I poured my soul out onto the living room rug like a can of Carpet Fresh. And I knew from her vacant, listless stare that she was so buried in the ash from the eruption of her life that she couldn’t hear me.

So I said, “Jodi, I have to tell you: I was in the worst, deepest, darkest well of my life and that baby was the rescue crew that came to fish me out. I don’t know how I would have made it without having him to live for.”

Her face shifted. “Ricky left me.”

I nodded solemnly, but I was thinking that was probably the best thing that could ever happen to her. But I didn’t say that, of course. Instead, I asked quietly, “Did he know about the baby?”

She nodded like she was about to be unhooked from life support and take her final breath. I knew how she felt. I remembered that weariness that seeps through your organs and hides out in your bones, that sadness that takes over your mind and grips you in a way that you don’t think you’ll ever get back to a place where a smile can dance on your lips or a laugh tickle the back of your throat.

“He seemed like he was all right with the whole thing. But he didn’t show up for my doctor appointment yesterday mornin’. And he didn’t come home last night. And he ain’t been here all day today.”

I wanted to say, Good riddance. But you can’t make someone see how terrible their partner is when they’re blinded by love, no matter how ill-advised that love is. “Doesn’t he disappear like this from time to time?” I asked.

She finally leaned back on the silk faille-covered sofa, pausing for a second, staring down at her feet. Then she said, her voice cracking, “He’s gone for good this time.”

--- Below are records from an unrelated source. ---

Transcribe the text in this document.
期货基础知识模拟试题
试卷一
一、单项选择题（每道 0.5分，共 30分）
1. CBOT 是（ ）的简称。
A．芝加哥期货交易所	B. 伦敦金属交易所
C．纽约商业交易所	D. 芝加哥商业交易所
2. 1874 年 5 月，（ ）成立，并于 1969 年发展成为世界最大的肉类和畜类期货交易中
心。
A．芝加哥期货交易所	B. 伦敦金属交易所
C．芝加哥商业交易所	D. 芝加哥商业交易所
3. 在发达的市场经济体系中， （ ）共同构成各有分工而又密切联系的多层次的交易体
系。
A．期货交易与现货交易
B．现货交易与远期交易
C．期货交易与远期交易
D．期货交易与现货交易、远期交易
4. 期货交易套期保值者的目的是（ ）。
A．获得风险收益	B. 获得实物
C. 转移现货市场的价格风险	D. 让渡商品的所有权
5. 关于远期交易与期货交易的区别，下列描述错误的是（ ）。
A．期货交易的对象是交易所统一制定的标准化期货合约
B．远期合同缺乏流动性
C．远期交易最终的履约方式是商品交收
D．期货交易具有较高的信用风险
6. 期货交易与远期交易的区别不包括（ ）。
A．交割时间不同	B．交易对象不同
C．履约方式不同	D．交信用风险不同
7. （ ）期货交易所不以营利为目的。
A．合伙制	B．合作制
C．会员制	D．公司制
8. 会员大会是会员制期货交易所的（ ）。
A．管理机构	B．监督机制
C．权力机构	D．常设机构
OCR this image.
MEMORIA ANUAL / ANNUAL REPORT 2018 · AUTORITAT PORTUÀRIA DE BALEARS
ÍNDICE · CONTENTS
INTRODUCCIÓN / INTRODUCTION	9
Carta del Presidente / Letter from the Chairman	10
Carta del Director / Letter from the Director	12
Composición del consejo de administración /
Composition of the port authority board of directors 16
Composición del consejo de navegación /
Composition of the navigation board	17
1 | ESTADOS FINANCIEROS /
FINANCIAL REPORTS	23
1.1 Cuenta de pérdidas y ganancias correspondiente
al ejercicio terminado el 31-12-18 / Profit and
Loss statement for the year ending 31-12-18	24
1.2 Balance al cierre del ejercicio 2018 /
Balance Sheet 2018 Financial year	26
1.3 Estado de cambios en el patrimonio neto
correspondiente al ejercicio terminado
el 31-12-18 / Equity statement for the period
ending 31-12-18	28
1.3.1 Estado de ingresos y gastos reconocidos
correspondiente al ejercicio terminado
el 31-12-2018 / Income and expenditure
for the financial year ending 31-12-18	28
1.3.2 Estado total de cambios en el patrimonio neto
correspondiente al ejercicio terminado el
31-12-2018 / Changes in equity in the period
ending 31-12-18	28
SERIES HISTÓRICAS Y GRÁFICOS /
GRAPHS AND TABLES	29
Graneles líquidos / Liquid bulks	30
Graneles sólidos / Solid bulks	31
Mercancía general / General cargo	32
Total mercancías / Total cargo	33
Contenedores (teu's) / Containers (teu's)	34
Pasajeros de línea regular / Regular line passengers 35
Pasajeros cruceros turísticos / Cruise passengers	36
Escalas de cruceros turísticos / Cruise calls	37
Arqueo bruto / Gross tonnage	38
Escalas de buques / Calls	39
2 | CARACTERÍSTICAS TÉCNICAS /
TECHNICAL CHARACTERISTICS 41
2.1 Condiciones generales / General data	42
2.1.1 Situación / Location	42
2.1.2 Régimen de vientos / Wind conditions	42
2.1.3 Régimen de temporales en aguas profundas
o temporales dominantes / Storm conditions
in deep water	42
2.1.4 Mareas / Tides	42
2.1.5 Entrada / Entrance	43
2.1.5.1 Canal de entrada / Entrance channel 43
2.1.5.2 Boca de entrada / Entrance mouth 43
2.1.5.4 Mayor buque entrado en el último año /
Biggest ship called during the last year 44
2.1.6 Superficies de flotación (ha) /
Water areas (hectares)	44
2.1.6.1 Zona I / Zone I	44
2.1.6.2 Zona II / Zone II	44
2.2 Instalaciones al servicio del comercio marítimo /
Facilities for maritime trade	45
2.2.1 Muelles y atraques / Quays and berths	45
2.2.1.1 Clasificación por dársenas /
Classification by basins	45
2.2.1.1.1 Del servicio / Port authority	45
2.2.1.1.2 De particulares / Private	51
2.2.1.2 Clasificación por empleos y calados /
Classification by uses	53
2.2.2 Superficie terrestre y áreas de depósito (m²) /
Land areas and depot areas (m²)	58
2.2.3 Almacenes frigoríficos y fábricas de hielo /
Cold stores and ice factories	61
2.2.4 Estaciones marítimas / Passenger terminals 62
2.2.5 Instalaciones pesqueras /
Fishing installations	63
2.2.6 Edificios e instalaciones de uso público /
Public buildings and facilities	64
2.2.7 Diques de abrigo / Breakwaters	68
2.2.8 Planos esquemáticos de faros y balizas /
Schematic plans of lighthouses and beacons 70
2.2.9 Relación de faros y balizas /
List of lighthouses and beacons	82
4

I wanted to tell her that gone for good meant dead like my husband Alex. Gone for good didn’t mean cruising around in the truck that your pregnant girlfriend was paying off with her hard-earned money. It didn’t mean chugging beer with one hand on the wheel, throwing empty bottles out the window into the bed—and, if you were really, really lucky, a girl drunk enough that she didn’t realize what a no-good bastard you were. But I remembered being nineteen. I remembered that shiny half dollar of love story hope that made you think the beast was going to turn into a prince if you just waited a little longer. Sure, he was an ass, but he was going to change for you.

I had bitten my tongue long enough and so, in a way that I hoped seemed encouraging, I said, “Sweetie, I think you’re better off raising this baby by yourself than you would have been with him.”

She shook her head. “I cain’t be trusted with a baby.”

I cocked my head and adjusted the books on the mirrored coffee table, catching a glint of my diamond in the reflection.

“I think you’ll be an incredible mother. Why couldn’t you be trusted with your own baby?” She shook her head again. I added, “I know you’re young, but you’re smart and ambitious.” I leaned back, smiled, and rubbed her arm supportively. “For heaven’s sake, you can change a tire faster than a highway patrolman.”

I thought that would elicit a smile, but instead, I saw a shiver inch up her spine. “What if I get to drinking again?” she whispered like she was afraid the cloisonné lamps would hear her and tell.

And that was when I realized it: I could try to equate our two situations all I wanted to, but they’d never really be the same. Because addiction is a force that I can read about or listen about or think about, but that, praise Jesus, I’ll never truly understand.